Answered by Sayyidi Habib Umar bin Hafiz (may Allah protect him and benefit us by him)
Islam is supposed to be easy but I am finding it hard to practise. How can we reconcile between this ease and hardship?
All good things are not beyond a person’s capacity to attain but they are only attained through effort. Even in worldly affairs, effort is required to attain one’s goals. If we look at the religion from the perspective that it does not give us obligations which we are unable to fulfil, we find ease in it. In addition to this, we find that whenever we act upon the injunctions of the religion we receive great openings, gentleness and assistance from Allah. When the spirit begins to find pleasure in acts of worship and the person begins to appreciate the inner beauty of the religion, all physical hardship becomes easy to bear. In fact, the hardship which the lower self experiences – which has been likened to holding on to a hot coal – is transformed into pleasure which the spirit experiences. When Sayyiduna Bilal was asked how he bore the pain of being tortured in Makkah, he said that he caused the sweetness of faith which he was tasting to overcome the pain of torture.

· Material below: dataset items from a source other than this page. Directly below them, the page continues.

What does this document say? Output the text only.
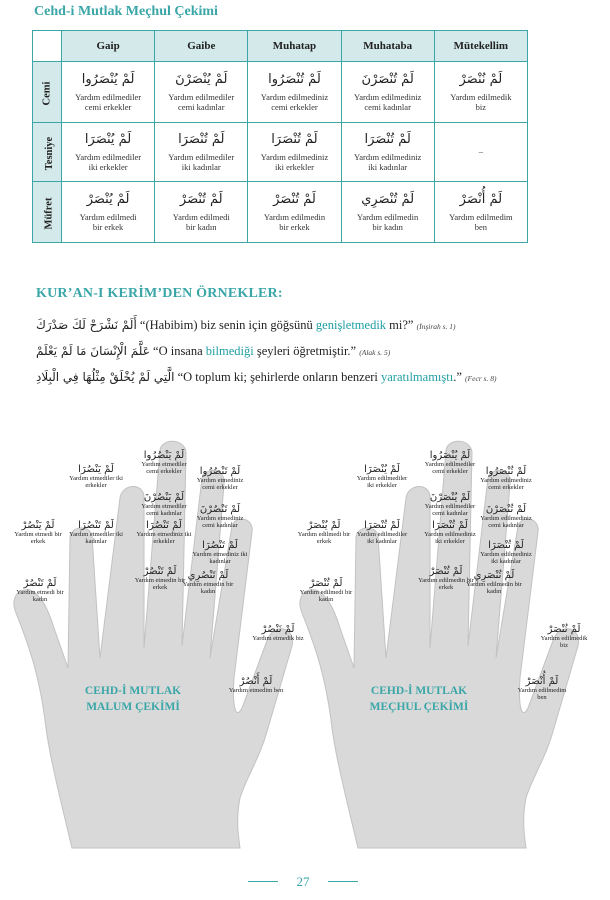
Cehd-i Mutlak Meçhul Çekimi
	Gaip	Gaibe	Muhatap	Muhataba	Mütekellim
Cemi	لَمْ يُنْصَرُوا
Yardım edilmediler
cemi erkekler	لَمْ يُنْصَرْنَ
Yardım edilmediler
cemi kadınlar	لَمْ تُنْصَرُوا
Yardım edilmediniz
cemi erkekler	لَمْ تُنْصَرْنَ
Yardım edilmediniz
cemi kadınlar	لَمْ نُنْصَرْ
Yardım edilmedik
biz

Tesniye	لَمْ يُنْصَرَا
Yardım edilmediler
iki erkekler	لَمْ تُنْصَرَا
Yardım edilmediler
iki kadınlar	لَمْ تُنْصَرَا
Yardım edilmediniz
iki erkekler	لَمْ تُنْصَرَا
Yardım edilmediniz
iki kadınlar	–

Müfret	لَمْ يُنْصَرْ
Yardım edilmedi
bir erkek	لَمْ تُنْصَرْ
Yardım edilmedi
bir kadın	لَمْ تُنْصَرْ
Yardım edilmedin
bir erkek	لَمْ تُنْصَرِي
Yardım edilmedin
bir kadın	لَمْ أُنْصَرْ
Yardım edilmedim
ben
KUR’AN-I KERİM’DEN ÖRNEKLER:
أَلَمْ نَشْرَحْ لَكَ صَدْرَكَ “(Habibim) biz senin için göğsünü genişletmedik mi?” (İnşirah s. 1)
عَلَّمَ الْإِنْسَانَ مَا لَمْ يَعْلَمْ “O insana bilmediği şeyleri öğretmiştir.” (Alak s. 5)
الَّتِي لَمْ يُخْلَقْ مِثْلُهَا فِي الْبِلَادِ “O toplum ki; şehirlerde onların benzeri yaratılmamıştı.” (Fecr s. 8)
لَمْ يَنْصُرُوا
Yardım etmediler cemi erkekler
لَمْ يَنْصُرْنَ
Yardım etmediler cemi kadınlar
لَمْ تَنْصُرُوا
Yardım etmediniz cemi erkekler
لَمْ تَنْصُرْنَ
Yardım etmediniz cemi kadınlar
لَمْ يَنْصُرَا
Yardım etmediler iki erkekler
لَمْ تَنْصُرَا
Yardım etmediler iki kadınlar
لَمْ تَنْصُرَا
Yardım etmediniz iki erkekler	لَمْ تَنْصُرَا
Yardım etmediniz iki kadınlar
لَمْ يَنْصُرْ
Yardım etmedi bir erkek
لَمْ تَنْصُرْ
Yardım etmedi bir kadın
لَمْ تَنْصُرْ
Yardım etmedin bir erkek
لَمْ تَنْصُرِي
Yardım etmedin bir kadın
لَمْ نَنْصُرْ
Yardım etmedik biz
لَمْ أَنْصُرْ
Yardım etmedim ben
لَمْ يُنْصَرُوا
Yardım edilmediler cemi erkekler
لَمْ يُنْصَرْنَ
Yardım edilmediler cemi kadınlar
لَمْ تُنْصَرُوا
Yardım edilmediniz cemi erkekler
لَمْ تُنْصَرْنَ
Yardım edilmediniz cemi kadınlar
لَمْ يُنْصَرَا
Yardım edilmediler iki erkekler
لَمْ تُنْصَرَا
Yardım edilmediler iki kadınlar
لَمْ تُنْصَرَا
Yardım edilmediniz iki erkekler	لَمْ تُنْصَرَا
Yardım edilmediniz iki kadınlar
لَمْ يُنْصَرْ
Yardım edilmedi bir erkek
لَمْ تُنْصَرْ
Yardım edilmedi bir kadın
لَمْ تُنْصَرْ
Yardım edilmedin bir erkek
لَمْ تُنْصَرِي
Yardım edilmedin bir kadın
لَمْ نُنْصَرْ
Yardım edilmedik biz
لَمْ أُنْصَرْ
Yardım edilmedim ben
CEHD-İ MUTLAK
MALUM ÇEKİMİ
CEHD-İ MUTLAK
MEÇHUL ÇEKİMİ
27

The religion is easy to practise but the soul goes through difficulty in establishing it in the best way. There is no contradiction in this. What makes it seem more difficult is that the majority of people around us do not practise it. The Prophet ﷺ said: “This religion began as something strange and it will return once again as something strange, so good tidings to the strangers who bring life to the affairs of my Sunnah which people had caused to die.”